Und wir gelobten einander an für die Zeit von sieben Existenzen, und nach dem Bankett geleitete man uns in ein Brautgemach, das für uns bereitet war. – Es war noch sehr früh am Morgen, da weckte sie mich und sagte: ›Geliebter, du bist jetzt wirklich und wahrhaftig mein Gatte, aber aus Gründen, die ich dir nicht sagen kann und nach denen du mich auch nicht fragen darfst, ist es notwendig, daß unsere Ehe ein Geheimnis bleibt. Dich hierzubehalten, bis der Tag angebrochen ist, würde uns beiden das Leben kosten! Deshalb bitte ich dich, sei nicht böse, daß ich dich jetzt zurückschicken muß in das Haus deines Herrn. Du kannst heute nacht wieder zu mir kommen und von da an jede Nacht und immer um dieselbe Stunde, in der wir uns das erstemal begegnet sind. Warte immer an der Brücke auf mich – und du wirst nie lange zu warten brauchen! – Halte aber fest im Gedächtnis, daß vor allen Dingen unsere Ehe geheimgehalten werden muß, denn sprichst du darüber, so werden wir wahrscheinlich für immer getrennt.«

Und ich versprach ihr, gehorsam zu sein in allen Dingen – ich mußte an das Schicksal Urashimas denken –, und sie geleitete mich durch die vielen Zimmer – alle leer und schön – zum Eingang zurück.
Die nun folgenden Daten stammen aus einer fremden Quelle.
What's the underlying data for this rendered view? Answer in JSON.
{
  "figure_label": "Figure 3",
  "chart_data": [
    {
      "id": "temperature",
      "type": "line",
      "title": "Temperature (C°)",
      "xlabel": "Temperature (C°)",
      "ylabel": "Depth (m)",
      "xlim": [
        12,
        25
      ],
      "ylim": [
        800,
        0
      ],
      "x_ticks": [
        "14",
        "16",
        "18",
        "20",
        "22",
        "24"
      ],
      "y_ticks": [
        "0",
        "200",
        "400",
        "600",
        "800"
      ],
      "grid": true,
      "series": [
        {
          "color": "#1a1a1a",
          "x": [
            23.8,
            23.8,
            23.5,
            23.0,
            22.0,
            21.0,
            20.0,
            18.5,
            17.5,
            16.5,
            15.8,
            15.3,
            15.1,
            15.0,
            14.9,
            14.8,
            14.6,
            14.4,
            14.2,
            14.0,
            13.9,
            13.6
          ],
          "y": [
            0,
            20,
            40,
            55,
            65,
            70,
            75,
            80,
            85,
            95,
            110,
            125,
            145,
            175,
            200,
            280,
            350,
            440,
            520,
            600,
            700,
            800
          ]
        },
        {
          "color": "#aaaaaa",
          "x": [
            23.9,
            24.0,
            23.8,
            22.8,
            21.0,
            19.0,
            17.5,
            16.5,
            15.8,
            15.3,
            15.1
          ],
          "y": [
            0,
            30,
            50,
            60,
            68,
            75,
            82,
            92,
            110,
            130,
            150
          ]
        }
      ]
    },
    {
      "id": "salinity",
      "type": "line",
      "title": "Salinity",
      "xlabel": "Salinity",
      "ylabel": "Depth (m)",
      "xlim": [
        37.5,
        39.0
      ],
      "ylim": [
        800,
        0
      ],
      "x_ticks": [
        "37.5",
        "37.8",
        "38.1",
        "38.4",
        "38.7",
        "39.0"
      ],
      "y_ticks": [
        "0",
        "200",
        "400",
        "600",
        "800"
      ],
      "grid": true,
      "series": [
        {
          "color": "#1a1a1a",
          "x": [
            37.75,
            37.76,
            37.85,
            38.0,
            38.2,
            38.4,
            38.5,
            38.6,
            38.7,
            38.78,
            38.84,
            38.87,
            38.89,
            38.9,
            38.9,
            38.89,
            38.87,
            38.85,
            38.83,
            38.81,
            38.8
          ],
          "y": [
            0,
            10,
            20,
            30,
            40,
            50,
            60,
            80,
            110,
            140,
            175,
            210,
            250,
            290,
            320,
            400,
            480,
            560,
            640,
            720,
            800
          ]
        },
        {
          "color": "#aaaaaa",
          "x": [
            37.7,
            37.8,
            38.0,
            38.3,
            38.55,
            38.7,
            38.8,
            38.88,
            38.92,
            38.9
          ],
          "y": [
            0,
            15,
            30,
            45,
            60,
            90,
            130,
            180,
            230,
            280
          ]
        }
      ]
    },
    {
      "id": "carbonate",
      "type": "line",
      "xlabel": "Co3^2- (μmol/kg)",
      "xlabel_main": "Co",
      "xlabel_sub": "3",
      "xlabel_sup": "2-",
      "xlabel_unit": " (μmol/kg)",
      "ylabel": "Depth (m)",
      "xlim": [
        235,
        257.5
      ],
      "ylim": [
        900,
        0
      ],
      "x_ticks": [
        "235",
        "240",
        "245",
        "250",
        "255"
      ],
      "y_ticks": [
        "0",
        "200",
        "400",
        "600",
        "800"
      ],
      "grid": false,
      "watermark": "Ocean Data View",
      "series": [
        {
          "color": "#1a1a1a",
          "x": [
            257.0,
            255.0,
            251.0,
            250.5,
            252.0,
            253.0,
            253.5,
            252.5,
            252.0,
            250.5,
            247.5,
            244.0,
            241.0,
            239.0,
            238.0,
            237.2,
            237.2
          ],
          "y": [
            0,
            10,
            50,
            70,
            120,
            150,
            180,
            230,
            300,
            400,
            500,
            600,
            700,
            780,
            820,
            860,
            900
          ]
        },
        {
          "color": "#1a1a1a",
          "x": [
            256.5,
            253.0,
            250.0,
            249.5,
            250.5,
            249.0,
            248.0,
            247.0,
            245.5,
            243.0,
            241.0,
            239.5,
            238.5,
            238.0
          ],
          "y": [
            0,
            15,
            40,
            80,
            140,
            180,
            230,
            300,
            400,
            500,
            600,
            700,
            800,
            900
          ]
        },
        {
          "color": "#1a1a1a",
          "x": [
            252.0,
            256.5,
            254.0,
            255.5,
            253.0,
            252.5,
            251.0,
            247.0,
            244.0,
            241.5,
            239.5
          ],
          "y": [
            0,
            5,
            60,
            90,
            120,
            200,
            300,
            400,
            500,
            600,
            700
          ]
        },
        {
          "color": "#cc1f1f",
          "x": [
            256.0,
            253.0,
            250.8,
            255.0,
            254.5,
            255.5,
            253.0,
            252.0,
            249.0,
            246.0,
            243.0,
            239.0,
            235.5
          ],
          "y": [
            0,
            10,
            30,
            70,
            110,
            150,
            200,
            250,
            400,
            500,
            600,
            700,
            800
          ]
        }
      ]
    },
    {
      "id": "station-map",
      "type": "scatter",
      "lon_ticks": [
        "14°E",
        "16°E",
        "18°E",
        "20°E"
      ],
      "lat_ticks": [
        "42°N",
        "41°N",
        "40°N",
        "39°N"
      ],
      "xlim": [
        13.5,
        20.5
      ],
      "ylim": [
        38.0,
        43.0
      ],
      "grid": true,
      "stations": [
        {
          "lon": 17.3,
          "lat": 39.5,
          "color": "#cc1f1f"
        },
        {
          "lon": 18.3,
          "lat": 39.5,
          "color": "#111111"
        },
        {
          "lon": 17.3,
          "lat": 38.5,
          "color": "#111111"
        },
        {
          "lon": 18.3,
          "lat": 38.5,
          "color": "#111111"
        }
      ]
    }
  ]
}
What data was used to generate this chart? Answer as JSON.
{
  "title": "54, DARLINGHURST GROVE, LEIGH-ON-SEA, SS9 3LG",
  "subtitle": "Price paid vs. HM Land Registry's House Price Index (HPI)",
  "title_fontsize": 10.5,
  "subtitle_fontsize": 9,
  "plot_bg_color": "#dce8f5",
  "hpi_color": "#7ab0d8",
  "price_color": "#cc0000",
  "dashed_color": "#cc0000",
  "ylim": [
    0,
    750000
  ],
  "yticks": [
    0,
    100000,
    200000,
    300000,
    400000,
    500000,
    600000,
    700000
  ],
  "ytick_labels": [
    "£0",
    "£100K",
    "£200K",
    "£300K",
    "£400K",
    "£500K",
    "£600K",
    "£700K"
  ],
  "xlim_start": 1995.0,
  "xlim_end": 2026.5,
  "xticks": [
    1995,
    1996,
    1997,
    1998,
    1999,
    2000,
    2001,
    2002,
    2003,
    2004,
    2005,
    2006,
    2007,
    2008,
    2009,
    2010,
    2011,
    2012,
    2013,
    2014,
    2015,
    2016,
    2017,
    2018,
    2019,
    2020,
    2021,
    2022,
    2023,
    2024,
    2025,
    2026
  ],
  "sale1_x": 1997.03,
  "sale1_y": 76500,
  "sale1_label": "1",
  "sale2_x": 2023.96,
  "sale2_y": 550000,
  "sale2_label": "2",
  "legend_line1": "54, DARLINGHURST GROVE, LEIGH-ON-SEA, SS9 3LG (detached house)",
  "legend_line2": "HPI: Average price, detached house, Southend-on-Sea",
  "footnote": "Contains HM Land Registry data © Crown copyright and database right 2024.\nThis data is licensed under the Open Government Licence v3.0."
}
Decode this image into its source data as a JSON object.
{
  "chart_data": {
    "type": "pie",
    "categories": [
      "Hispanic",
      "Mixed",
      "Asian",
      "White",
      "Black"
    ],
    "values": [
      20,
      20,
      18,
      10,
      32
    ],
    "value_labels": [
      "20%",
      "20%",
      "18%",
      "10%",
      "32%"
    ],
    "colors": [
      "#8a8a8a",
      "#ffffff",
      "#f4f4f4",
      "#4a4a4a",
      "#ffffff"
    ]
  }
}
Dort nahm sie mich wieder beim Handgelenk, und plötzlich wurde alles dunkel vor meinen Augen, und ich wußte nichts mehr von mir, bis ich mich allein am Flußufer stehend fand, dicht neben der Brücke Nakano-hashi. Als ich in die Yashiki zurückging, hatten die Tempelglocken noch nicht zu läuten angefangen. – Abends ging ich wieder zur Brücke – um die bestimmte Stunde –, und sie wartete dort bereits auf mich. – Wieder wie das erstemal zog sie mich in das tiefe Wasser und führte mich an den wundersamen Ort, wo wir unsere Brautnacht gefeiert hatten. – Und jede Nacht seitdem habe ich sie getroffen und bin denselben Weg mit ihr gegangen. – Auch heute nacht wartet sie sicherlich auf mich, und lieber möchte ich sterben, als ihr eine Enttäuschung bereiten, darum muß ich jetzt gehen.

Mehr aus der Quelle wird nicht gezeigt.